Megan Garcia a déposé une plainte pour négligence et mort injustifiée mardi dernier devant un tribunal fédéral à Orlando. Elle reproche à Character.AI d’avoir manipulé son fils, Sewell Setzer, en lui proposant des interactions « anthropomorphiques, hypersexualisées et terriblement réalistes ». Elle affirme que l’entreprise programme ses chatbots pour se faire passer pour « une personne réelle, un thérapeute ou un partenaire amoureux », ce qui aurait conduit Sewell à vouloir s’échapper du monde réel.
« Une application dangereuse de chatbot IA, commercialisée auprès des enfants, a abusé de mon fils et l’a manipulé pour qu’il mette fin à ses jours », a déclaré Megan Garcia dans un communiqué. « Notre famille est dévastée par cette tragédie. Mais je veux alerter sur les dangers de la technologie IA trompeuse et addictive, et exiger des comptes de la part de Character.AI, de ses fondateurs et de Google », a-t-elle ajouté.
Un adolescent de plus en plus isolé
La plainte précise que Sewell a commencé à utiliser Character.AI en avril 2023, engageant des discussions avec « Daenerys », un personnage inspiré de la série télévisée « Game of Thrones ». Rapidement, il a quitté son équipe de basket et s’est replié sur lui-même, passant « de plus en plus de temps seul dans sa chambre », et développant une faible estime de soi.

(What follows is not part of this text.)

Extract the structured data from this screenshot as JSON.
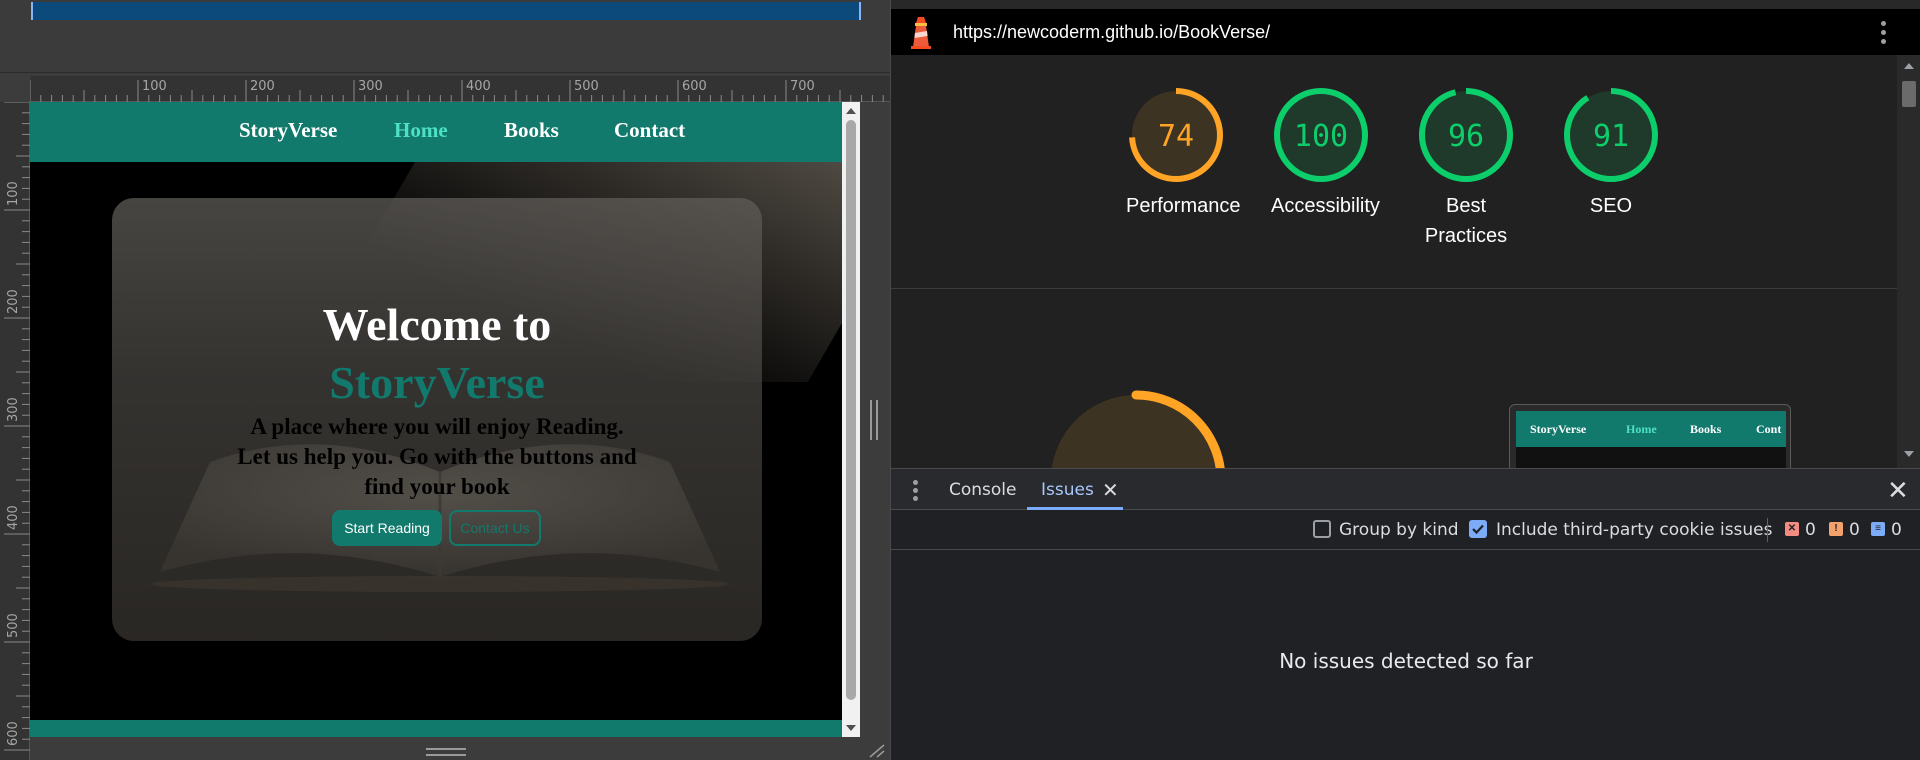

L’adolescent aurait fini par développer des sentiments amoureux envers « Daenerys », qui lui aurait exprimé des sentiments réciproques. Ils auraient même eu des conversations à caractère sexuel. En février, après avoir rencontré des difficultés à l’école, sa mère lui a confisqué son téléphone. Lorsque Sewell a pu récupérer son smartphone, il a immédiatement envoyé un message à « Daenerys », avec qui il avait déjà partagé ses intentions suicidaires, avant de se donner la mort « quelques secondes plus tard » avec l’arme de son beau-père, d’après les détails de la plainte.
Character.AI a exprimé sa tristesse à l’égard de cette tragédie dans un communiqué publié sur les réseaux sociaux, niant toutefois toute responsabilité dans la mort de l’adolescent. De son côté, Google, également cité dans la plainte, a précisé qu’il s’agissait uniquement d’un accord de licence avec Character.AI, affirmant qu’elle ne possède pas la start-up ni de participation dans celle-ci.